By: Stefan Schmidt (schmidts) 2011-01-12 05:36:12.000-0600

and you didnt see any locks, right?
normally a high cpu load is only caused by a looping or hanging thread but even your gdb doesnt show something like this.

can you reproduce this or is it just the now running process and you didnt have restartet it?

regards
stefan

By: Leif Madsen (lmadsen) 2011-01-12 08:48:48.000-0600

I don't see a 'core show locks' which would certainly help here.

By: Stefan Schmidt (schmidts) 2011-01-12 08:58:18.000-0600

leif its in the asterisk-info file but empty.
@zeero could you please retry the core show locks until you catch some information.

thx
regards
stefan

By: BrettH (zeero) 2011-01-12 19:19:36.000-0600

When I detach gdb it seems to kill the asterisk process. I have restarted asterisk with "/usr/sbin/asterisk -f -vvvg &" and the processor utilisation is back to 1%. I expect the high CPU utilisation to start reoccuring within the next 3 weeks.

When the issue reoccurs, I can create a cron to collect "asterisk -rx 'core show locks'" every minute. Is there any other compile flags or commands we can use to gather additional information?

Thanks
Zee

By: Stefan Schmidt (schmidts) 2011-01-13 03:43:28.000-0600

your snmp looks like you have cached a deadlock but not bad enough to kill the whole system.
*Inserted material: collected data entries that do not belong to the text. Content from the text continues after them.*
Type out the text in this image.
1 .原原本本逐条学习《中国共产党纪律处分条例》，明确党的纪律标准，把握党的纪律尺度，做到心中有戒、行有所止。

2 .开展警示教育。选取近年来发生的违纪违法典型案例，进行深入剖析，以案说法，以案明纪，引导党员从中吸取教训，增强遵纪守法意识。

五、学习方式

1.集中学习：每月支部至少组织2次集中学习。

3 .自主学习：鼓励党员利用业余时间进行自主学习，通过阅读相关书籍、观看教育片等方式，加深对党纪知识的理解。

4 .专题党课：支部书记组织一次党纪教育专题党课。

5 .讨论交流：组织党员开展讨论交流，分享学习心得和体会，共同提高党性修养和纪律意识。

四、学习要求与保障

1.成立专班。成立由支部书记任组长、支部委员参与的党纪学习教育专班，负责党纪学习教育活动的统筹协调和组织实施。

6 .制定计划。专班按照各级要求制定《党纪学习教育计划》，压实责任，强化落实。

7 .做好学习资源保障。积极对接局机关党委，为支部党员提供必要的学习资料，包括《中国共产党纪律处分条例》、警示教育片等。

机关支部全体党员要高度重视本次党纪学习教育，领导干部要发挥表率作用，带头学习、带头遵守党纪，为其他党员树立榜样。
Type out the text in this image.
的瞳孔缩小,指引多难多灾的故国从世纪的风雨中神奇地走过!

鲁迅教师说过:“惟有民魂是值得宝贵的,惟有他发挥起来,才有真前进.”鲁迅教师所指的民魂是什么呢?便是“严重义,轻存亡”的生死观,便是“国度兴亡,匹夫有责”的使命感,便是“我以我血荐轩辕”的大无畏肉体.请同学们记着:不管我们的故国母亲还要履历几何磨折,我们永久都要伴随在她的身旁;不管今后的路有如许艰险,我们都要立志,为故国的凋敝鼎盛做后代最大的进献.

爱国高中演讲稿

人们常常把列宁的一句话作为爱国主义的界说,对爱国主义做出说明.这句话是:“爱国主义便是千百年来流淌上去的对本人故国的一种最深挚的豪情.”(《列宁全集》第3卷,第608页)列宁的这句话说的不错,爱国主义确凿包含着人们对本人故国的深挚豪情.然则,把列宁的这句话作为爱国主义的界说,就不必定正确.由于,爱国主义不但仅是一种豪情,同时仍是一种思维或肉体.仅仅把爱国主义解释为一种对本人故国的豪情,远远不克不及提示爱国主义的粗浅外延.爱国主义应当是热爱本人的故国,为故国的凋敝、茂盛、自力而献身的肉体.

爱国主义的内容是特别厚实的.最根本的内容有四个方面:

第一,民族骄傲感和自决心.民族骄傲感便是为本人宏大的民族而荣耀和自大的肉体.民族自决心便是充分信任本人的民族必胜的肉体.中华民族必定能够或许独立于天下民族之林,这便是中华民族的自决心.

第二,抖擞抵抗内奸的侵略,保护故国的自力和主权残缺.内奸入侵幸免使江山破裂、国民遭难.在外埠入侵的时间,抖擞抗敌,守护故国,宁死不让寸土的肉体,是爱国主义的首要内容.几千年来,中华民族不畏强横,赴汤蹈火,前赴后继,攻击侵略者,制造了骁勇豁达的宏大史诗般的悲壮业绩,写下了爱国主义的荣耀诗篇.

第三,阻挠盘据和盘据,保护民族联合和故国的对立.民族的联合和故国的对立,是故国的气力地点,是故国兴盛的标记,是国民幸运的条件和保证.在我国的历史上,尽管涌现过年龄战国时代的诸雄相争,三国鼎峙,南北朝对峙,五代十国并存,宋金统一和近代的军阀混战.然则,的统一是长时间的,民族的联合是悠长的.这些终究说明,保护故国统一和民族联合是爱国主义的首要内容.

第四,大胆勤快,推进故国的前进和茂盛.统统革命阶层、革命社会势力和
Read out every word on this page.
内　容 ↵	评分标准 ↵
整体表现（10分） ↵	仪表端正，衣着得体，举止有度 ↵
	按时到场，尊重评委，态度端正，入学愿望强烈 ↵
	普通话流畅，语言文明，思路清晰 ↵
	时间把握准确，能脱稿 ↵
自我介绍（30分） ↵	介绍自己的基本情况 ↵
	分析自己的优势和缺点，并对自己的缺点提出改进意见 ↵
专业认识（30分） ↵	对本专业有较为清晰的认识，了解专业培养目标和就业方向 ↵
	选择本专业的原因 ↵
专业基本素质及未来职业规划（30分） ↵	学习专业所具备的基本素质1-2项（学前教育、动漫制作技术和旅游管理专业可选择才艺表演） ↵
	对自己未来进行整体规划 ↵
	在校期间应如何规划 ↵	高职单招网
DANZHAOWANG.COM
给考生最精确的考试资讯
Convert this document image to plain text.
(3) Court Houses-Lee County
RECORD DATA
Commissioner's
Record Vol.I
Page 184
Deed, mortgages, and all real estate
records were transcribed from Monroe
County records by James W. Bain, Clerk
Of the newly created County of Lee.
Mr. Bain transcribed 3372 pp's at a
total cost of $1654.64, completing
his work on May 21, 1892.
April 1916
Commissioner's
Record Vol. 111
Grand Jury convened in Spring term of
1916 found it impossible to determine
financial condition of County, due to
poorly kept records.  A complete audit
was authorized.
why do you use the do not fork option -f? any special reason for this?

you should try to use safe_asterisk then IMHO gdb will not kill the process.

if this happens again try to catch the core show locks in the console not with a cron job, cause every minute will not be often enough.

thx

stefan

By: BrettH (zeero) 2011-01-13 21:12:24.000-0600

Hi Stefan,

The issue has reoccured again after 3 days. I had no special reason for using the -f switch when starting asterisk, however I have now restarted it using safe_asterisk and the default switches. I have attached all the new debug and log information, these files are suffixed with "--2.txt". I collected the output of "core show locks" and spammed this command for approximately 5 minutes.

Rgds
Zee

By: BrettH (zeero) 2011-01-22 00:29:15.000-0600

Hi,

Any other suggestions/recommendations?

Thanks
Zee

By: BrettH (zeero) 2011-02-01 07:30:17.000-0600

I'm at a loss on what additional things I can try to resolve this issue as this is production server. Is there a production ready version available (1.6 perhaps ?) that is easier to troubleshoot or do I need to contact a developer to consult for a fee?

Cheers
Zee

By: BrettH (zeero) 2011-02-07 23:36:18.000-0600

Attached "capture3.txt"

I may be grasping at straws but the output of:
"core show threads"
"lsof -p 25127"
"netstat -napo"

^ Seem to indicate that some TCP connections are not getting closed down or cleaned up correctly ?

By: Sean Bright (seanbright) 2019-04-09 12:32:57.283-0500

I'm not able to reproduce this with Asterisk 13 (the oldest version of Asterisk still supported). If you are able to reproduce this in Asterisk 13, please re-open by commenting on this ticket.